Most of the time my gut tells me the answer to all of these questions is to just. keep. writing. Because I only ever feel the need to be creative when I haven’t done anything at all … and if I sit down at the piano and close my eyes and play a melody with my right hand and a chord with my left; and if I breathe in and out of my harmonica and hold onto a note until my breath is gone; and if I write in my journal like I’m doing right now, all of a sudden all of these questions become secondary and the answers don’t seem to matter much at all.

When I’m in it, I forget about all of the noise and the questions. I no longer feel the “need” to answer to anyone, including myself, and this is when I start to remember what it is; this is when I begin to feel like that boy again, the one who spent hours writing poems, practicing piano, or building Lego cities.

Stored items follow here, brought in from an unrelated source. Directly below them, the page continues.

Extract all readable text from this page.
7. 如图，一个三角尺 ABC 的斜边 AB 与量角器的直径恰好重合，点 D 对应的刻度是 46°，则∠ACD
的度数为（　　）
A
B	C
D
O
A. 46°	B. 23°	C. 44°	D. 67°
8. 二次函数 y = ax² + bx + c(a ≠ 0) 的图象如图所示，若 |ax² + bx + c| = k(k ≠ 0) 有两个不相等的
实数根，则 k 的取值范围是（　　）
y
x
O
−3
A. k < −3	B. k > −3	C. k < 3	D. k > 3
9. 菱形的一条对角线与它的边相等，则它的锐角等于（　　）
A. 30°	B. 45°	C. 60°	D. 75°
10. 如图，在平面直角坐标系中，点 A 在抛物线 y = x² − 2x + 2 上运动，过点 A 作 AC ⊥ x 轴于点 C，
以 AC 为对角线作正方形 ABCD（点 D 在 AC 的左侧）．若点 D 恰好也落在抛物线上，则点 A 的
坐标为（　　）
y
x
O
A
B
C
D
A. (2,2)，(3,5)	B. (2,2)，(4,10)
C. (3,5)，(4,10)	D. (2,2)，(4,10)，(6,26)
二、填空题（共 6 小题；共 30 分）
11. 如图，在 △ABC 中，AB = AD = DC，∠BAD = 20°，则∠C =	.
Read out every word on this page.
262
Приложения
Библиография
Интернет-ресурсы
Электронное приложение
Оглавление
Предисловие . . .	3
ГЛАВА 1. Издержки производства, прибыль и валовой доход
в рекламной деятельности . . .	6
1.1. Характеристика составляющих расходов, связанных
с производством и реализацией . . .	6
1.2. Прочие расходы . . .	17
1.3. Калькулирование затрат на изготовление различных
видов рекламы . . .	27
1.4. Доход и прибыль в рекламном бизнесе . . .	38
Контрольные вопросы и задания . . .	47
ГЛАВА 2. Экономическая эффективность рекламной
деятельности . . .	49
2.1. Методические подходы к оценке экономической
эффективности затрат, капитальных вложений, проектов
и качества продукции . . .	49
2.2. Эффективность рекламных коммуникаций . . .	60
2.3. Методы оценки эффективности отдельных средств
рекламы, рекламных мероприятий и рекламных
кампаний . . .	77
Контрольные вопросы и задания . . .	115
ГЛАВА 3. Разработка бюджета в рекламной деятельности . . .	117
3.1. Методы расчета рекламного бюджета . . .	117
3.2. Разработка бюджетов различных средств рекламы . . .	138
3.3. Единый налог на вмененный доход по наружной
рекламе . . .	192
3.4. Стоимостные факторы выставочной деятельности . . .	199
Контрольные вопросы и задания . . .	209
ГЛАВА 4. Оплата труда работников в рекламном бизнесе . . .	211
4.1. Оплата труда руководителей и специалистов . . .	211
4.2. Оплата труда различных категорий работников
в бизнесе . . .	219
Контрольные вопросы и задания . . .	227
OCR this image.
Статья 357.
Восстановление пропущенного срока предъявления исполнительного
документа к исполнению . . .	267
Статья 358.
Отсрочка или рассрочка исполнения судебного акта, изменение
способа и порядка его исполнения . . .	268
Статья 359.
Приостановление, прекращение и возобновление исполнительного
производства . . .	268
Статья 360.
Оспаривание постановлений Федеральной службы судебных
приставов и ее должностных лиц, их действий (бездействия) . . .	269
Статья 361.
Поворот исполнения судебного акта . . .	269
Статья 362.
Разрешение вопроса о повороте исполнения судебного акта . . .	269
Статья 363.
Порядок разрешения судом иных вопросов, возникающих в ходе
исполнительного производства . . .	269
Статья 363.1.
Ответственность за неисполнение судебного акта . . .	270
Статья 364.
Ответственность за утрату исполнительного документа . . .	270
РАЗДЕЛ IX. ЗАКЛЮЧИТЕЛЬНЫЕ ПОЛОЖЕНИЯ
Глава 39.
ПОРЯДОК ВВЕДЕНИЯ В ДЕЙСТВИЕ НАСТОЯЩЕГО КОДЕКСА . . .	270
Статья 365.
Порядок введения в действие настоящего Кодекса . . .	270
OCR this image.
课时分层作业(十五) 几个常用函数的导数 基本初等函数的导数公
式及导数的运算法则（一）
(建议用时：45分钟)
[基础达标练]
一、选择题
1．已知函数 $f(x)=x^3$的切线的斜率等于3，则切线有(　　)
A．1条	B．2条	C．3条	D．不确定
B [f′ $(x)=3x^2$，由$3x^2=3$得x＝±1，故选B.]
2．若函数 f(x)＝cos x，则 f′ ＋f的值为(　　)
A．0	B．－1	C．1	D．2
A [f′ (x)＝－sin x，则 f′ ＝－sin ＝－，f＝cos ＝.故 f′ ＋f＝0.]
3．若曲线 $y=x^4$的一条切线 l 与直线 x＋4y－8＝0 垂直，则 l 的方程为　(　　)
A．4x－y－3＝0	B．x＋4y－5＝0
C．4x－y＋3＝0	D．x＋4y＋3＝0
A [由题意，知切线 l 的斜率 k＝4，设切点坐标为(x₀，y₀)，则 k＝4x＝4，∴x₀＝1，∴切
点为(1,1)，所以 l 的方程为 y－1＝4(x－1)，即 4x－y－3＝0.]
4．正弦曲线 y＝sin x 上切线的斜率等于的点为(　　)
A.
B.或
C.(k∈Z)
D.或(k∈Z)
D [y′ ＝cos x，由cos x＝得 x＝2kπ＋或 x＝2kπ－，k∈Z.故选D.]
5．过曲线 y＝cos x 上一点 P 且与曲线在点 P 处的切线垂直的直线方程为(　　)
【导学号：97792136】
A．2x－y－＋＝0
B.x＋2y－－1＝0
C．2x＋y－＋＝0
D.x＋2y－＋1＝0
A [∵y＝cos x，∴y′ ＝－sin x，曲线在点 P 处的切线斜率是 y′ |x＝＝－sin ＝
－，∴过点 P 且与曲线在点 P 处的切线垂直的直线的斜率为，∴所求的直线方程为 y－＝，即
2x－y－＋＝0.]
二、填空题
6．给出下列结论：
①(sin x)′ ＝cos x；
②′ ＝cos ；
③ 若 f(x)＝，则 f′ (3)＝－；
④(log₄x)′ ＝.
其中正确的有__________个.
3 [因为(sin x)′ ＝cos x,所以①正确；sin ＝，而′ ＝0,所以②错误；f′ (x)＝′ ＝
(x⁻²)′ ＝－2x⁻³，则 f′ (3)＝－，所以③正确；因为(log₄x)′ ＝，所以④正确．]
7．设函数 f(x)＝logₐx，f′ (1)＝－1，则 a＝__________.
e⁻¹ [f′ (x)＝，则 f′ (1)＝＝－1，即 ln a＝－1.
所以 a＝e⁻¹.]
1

These moments when I’m in it, when I return to the excitement and mystery of truly and simply being, is intimately linked to when I can can forget about myself. In this zone (in positive psychology it’s called a flow state), I’m able to escape the confines of “Samuél” or whatever other idea I have of myself; I become part of something bigger, of something more encompassing than my ego, and the judgmental voices in my head start to dissipate (“it isn’t good enough; get a real job; you’ll never make it; stop pretending”).

This is what I need to remember: it’s only in the act of creation that I can recall what it’s really like to be me.